The Air Bubble’s thin membrane contains 6,000 litres of water supporting 200 litres of living Chlorella cultures, and filters 100 litres of polluted urban air every minute. What’s more, it’s kitted out with special sensors that trigger a system whereby the more people interact with it, the quicker the algae photosynthesis, thus increasing its ability to absorb pollutants such as nitrogen dioxide and carbon monoxide.
The playful project encourages visitors, and especially children, to interact and experience the air-cleaning capabilities of micro algae cultures, while immersing themselves in a bubble of freshly metabolised oxygen. “This way they become aware and learn about how to purify urban air with nature-based technology,” says the studio’s co-founder Marco Poletto. “And since they learn while having fun it will hopefully inspire them to become part of the solution for years to come.”

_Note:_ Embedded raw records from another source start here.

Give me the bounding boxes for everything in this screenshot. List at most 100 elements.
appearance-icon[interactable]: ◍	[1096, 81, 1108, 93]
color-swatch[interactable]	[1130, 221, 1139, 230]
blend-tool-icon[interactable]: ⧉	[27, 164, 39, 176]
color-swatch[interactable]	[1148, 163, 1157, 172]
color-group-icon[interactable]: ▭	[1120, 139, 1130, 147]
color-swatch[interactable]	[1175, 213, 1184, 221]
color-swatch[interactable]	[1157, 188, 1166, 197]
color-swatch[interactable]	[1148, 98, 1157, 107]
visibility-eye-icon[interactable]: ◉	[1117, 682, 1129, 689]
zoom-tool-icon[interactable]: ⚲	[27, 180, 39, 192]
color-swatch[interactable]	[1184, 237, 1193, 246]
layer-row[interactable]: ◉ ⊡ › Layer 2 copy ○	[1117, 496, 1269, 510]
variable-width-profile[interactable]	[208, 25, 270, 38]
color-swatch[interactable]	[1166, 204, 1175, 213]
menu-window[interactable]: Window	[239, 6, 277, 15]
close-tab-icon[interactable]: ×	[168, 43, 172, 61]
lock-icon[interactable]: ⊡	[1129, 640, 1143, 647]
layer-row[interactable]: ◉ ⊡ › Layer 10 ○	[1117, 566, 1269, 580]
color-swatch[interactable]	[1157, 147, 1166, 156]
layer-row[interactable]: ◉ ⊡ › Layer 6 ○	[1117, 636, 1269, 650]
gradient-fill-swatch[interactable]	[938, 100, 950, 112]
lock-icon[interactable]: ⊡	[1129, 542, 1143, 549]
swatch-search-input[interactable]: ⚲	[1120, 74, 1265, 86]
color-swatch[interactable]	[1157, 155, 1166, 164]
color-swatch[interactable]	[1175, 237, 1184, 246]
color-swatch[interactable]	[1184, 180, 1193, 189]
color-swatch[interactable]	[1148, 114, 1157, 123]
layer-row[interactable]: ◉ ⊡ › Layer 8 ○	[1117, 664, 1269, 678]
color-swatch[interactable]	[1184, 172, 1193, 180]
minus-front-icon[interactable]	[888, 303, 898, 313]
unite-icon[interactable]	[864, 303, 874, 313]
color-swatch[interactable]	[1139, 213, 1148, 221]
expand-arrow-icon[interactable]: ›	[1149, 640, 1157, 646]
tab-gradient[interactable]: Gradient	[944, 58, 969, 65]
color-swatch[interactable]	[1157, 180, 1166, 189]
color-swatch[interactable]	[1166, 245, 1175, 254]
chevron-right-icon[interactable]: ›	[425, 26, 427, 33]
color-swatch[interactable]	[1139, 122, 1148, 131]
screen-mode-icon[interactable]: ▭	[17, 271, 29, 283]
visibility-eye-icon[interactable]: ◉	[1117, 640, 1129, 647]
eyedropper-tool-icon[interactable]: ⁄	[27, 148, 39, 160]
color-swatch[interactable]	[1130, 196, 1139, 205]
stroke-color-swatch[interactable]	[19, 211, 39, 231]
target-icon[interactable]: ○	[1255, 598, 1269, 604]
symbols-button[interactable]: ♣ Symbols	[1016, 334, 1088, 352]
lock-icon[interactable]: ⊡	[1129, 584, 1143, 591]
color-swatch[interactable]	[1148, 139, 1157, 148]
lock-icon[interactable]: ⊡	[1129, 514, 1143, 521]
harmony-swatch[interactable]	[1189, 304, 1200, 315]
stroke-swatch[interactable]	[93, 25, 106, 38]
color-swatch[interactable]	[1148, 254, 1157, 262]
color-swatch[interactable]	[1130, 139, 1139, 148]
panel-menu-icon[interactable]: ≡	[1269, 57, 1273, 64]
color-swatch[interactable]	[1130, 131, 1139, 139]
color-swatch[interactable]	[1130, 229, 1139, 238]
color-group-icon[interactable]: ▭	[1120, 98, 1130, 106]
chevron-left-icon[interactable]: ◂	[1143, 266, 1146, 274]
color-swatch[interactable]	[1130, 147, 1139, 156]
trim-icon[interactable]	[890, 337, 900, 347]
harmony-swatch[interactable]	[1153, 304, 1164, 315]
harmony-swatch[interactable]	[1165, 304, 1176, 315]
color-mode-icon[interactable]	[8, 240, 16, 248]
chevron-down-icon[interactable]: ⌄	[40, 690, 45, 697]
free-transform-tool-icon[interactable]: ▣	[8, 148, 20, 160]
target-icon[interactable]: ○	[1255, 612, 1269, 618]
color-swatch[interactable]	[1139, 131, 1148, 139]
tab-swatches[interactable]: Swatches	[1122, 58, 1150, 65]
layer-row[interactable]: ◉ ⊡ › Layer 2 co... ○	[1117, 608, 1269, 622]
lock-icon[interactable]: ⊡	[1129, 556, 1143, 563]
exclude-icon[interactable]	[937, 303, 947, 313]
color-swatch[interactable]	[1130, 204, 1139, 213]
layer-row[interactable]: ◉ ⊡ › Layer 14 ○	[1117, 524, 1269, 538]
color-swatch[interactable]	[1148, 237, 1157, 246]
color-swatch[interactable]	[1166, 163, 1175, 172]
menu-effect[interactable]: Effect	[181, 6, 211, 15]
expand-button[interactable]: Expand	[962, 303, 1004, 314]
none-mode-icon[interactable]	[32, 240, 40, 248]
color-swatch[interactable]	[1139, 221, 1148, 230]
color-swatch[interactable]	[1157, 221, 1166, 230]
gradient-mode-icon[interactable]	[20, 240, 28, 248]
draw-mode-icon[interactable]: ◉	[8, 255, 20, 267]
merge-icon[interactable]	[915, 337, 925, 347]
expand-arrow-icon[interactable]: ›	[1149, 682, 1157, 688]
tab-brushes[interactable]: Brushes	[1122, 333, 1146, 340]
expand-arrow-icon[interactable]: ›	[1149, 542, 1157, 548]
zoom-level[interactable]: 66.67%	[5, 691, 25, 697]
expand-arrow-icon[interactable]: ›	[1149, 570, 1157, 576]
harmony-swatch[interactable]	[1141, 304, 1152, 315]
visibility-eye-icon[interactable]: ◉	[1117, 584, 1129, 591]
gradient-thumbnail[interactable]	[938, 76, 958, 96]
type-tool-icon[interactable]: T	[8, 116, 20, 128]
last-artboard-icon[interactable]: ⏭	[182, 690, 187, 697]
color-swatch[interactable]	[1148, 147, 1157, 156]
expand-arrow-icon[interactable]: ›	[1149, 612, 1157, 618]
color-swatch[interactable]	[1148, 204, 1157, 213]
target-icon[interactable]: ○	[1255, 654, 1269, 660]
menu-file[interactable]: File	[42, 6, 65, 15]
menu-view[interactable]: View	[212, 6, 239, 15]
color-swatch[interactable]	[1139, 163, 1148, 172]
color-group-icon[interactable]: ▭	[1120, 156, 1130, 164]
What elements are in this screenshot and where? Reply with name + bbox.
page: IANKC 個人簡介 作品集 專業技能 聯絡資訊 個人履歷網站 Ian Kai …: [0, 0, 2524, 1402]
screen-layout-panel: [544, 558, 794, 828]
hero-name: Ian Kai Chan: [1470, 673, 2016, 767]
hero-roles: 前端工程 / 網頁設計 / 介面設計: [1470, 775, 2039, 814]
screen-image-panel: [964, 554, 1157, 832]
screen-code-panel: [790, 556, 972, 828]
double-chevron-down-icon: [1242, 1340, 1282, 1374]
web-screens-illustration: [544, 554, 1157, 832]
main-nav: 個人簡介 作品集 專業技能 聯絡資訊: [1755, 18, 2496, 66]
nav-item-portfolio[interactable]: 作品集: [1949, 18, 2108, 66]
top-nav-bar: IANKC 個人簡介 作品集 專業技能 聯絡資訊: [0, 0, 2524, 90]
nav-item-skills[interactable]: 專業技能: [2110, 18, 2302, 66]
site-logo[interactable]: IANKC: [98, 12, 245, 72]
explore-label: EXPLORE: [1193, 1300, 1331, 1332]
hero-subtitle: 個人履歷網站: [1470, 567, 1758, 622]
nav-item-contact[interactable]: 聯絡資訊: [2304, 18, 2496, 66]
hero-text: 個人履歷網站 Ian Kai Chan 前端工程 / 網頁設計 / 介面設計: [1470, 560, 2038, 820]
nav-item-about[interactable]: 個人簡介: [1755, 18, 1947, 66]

The studio has also recently unveiled the BioFactory architectural system, which it hopes will transform the way we look at industrial architecture. Food-grade micro-algae feed off the CO2 emissions of factories, while the harvested algae can be used for carbon-neutral packaging or even food products. The first such BioFactory scheme has been installed at Nestlé’s HQ in Lisbon.
The studio is passionate about coming up with solutions to the imminent impact of climate change and rethinking the way we build and live. “It is not enough to add some green tech to architectural models that are anti-ecological at their core,” says Poletto. “We need a complete rethink. That is why the Air Bubble is a real vision of carbon-neutral architecture.”
“Widespread adoption is certainly in our plans and we see Air Bubble to be always customised to its specific context – to the local microclimate, building regulations, local algae species and social norms,” adds Professor Claudia Pasquero, ecoLogicStudio co-founder. “ecoLogicStudio is working on projects where architecture is conceived as a symbiotic organism. The new frontier is designing circular economies of matter, information and energy.”